I never used my fingers when I was learning to count. Even as a youngster, I didn’t need to actually see something to find the pattern. It was easy for me to accept that one more than two had to be three simply because it couldn’t be anything else. Apparently I was a special case. Apparently I was gifted. And so they put me in accelerated classes and I grew to love math and science for the same reasons I was able count in my head. They were universal, and they made sense. Fact and reason. Rationale and evidence.

And so I was tossed into a STEM field because everyone was confident that I could succeed there. I was good with numbers and confident as ever in biology labs. I was good at that stuff. Somehow, my being good at it was supposed to equate to my being happy in it. And me being me, I didn’t want to disappoint. I took years of chemistry, upper level calculus and statistics, physiology, cell biology…. It goes on and on. 

All my adolescence up through this very moment, they’ve pegged me as a numbers girl in lab goggles. But I always loved English and literature, too. I was excited in high school when we had a class period to write an essay on a surprise topic of the teacher’s choosing. I loved my core English class as a freshman in college. My instructor would pull me aside on a regular basis to talk about my potential. I adore Ernest Hemingway and Kurt Vonnegut. Some of my best memories of being 17 are moments with my old student newspaper staff. I’ve been gleefully writing stories and poems and lyrics for as long as I can remember, but no one noticed that spark until it was too late.
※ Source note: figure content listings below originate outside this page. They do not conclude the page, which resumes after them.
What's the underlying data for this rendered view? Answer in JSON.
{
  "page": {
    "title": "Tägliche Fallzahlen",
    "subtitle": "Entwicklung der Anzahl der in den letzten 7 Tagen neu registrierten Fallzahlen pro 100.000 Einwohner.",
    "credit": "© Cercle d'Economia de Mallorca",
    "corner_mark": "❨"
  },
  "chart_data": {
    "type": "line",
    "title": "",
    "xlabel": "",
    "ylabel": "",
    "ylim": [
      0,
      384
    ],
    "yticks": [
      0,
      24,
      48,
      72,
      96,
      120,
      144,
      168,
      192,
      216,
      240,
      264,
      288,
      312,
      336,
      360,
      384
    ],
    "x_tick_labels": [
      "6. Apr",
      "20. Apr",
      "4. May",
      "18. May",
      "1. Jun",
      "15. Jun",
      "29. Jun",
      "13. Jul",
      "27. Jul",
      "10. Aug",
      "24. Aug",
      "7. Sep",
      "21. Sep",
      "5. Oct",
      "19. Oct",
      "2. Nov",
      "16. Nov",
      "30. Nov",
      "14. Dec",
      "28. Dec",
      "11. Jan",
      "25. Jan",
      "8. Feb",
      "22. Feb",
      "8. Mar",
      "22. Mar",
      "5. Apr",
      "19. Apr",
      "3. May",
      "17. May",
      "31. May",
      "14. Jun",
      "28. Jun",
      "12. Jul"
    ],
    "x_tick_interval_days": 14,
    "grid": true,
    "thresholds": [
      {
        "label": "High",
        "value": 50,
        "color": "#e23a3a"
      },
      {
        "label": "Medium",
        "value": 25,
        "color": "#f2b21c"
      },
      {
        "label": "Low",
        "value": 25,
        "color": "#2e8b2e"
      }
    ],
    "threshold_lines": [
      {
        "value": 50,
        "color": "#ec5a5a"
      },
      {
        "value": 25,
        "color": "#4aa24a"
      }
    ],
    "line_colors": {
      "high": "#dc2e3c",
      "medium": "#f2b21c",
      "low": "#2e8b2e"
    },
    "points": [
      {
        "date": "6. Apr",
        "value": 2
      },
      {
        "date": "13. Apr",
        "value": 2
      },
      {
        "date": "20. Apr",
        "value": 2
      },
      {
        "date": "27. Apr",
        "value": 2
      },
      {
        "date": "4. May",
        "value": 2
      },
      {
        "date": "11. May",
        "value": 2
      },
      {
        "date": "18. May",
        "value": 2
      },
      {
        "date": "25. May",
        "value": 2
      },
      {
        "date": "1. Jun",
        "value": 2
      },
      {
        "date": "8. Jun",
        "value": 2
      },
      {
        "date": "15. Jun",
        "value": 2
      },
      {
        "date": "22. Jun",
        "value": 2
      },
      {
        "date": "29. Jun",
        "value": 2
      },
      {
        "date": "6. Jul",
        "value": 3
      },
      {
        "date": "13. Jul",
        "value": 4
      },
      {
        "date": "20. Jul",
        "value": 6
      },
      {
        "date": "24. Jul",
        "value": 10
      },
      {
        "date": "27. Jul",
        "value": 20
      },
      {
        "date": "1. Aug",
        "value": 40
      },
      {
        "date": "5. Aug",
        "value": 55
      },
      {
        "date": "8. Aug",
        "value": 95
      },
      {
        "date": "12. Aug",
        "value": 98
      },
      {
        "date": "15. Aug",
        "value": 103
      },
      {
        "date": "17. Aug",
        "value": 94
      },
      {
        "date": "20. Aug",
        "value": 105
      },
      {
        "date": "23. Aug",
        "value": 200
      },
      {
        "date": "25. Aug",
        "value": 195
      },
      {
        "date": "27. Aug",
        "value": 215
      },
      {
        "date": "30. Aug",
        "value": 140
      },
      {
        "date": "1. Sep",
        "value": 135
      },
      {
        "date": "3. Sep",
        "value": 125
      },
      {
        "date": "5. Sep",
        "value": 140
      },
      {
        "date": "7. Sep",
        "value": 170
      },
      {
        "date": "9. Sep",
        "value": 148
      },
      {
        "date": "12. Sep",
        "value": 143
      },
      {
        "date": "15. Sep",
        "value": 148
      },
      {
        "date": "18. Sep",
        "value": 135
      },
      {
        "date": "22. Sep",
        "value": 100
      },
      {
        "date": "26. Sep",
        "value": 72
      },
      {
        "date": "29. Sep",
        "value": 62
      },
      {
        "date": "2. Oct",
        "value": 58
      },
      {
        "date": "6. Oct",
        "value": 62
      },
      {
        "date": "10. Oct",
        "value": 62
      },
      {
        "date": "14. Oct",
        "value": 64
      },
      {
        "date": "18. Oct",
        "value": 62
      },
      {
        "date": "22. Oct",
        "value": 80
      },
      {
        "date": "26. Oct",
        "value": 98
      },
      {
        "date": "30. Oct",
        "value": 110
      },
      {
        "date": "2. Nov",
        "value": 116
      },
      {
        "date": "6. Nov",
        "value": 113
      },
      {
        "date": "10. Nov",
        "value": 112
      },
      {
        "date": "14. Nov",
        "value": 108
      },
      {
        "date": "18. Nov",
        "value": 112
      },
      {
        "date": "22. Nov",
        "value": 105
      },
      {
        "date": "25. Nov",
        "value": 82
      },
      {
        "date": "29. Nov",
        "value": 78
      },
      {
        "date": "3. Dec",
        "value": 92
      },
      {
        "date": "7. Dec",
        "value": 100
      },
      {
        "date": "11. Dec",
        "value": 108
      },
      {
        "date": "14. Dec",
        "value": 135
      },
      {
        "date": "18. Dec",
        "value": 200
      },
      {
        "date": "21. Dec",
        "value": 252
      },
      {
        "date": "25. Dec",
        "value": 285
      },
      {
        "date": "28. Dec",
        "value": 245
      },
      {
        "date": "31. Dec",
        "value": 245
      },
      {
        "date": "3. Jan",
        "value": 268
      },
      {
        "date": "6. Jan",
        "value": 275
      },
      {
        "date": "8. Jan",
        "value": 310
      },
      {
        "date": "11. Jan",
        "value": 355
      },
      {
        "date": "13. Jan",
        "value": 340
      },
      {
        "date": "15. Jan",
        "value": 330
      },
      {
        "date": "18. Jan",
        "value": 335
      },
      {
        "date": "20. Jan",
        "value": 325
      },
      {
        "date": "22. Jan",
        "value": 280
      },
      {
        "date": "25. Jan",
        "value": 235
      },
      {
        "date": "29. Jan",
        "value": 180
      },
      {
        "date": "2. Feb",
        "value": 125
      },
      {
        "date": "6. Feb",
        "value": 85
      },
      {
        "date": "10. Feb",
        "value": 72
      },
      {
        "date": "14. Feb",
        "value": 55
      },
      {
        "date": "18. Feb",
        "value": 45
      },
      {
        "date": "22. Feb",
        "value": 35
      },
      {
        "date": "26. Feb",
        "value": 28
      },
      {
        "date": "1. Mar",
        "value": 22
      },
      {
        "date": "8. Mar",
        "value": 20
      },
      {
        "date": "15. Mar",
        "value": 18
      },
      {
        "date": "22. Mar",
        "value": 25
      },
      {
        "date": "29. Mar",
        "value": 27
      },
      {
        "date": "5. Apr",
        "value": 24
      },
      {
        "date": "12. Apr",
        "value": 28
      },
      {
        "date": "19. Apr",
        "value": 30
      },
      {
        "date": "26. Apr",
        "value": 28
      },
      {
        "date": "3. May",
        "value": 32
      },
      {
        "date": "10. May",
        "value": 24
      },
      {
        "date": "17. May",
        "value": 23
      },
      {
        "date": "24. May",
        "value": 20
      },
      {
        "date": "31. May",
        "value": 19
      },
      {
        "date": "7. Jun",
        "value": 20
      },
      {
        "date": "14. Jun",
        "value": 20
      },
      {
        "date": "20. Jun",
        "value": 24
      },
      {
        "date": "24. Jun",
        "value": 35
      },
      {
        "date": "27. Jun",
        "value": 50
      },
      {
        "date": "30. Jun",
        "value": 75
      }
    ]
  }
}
My support system is great, but they don’t see the world like I do. They count on their fingers how many opportunities I’m going to have thanks to the path I’ve taken. Women in science are important, they preach. I know they are, and I agree, but talent isn’t much to look at without drive. In my eyes, it feels like they’re counting mistakes and wrong turns. I see my mom and dad, relief in their eyes, as they count all the chances I’ll have that they missed out on – fingers waving in my face and numbers floating between mouths.

But when I think of four hands, I figure it should somehow add up to infinity. I find the romance and poetry in things far sooner than I can pick out the statistic value. I see a story that needs to be told.

Sure, I’m good enough at what I do….but I’m even better at something else. There’s a certain fear inside of me that I’m wasting a gift, and I get a feeling that one day, that fear will win.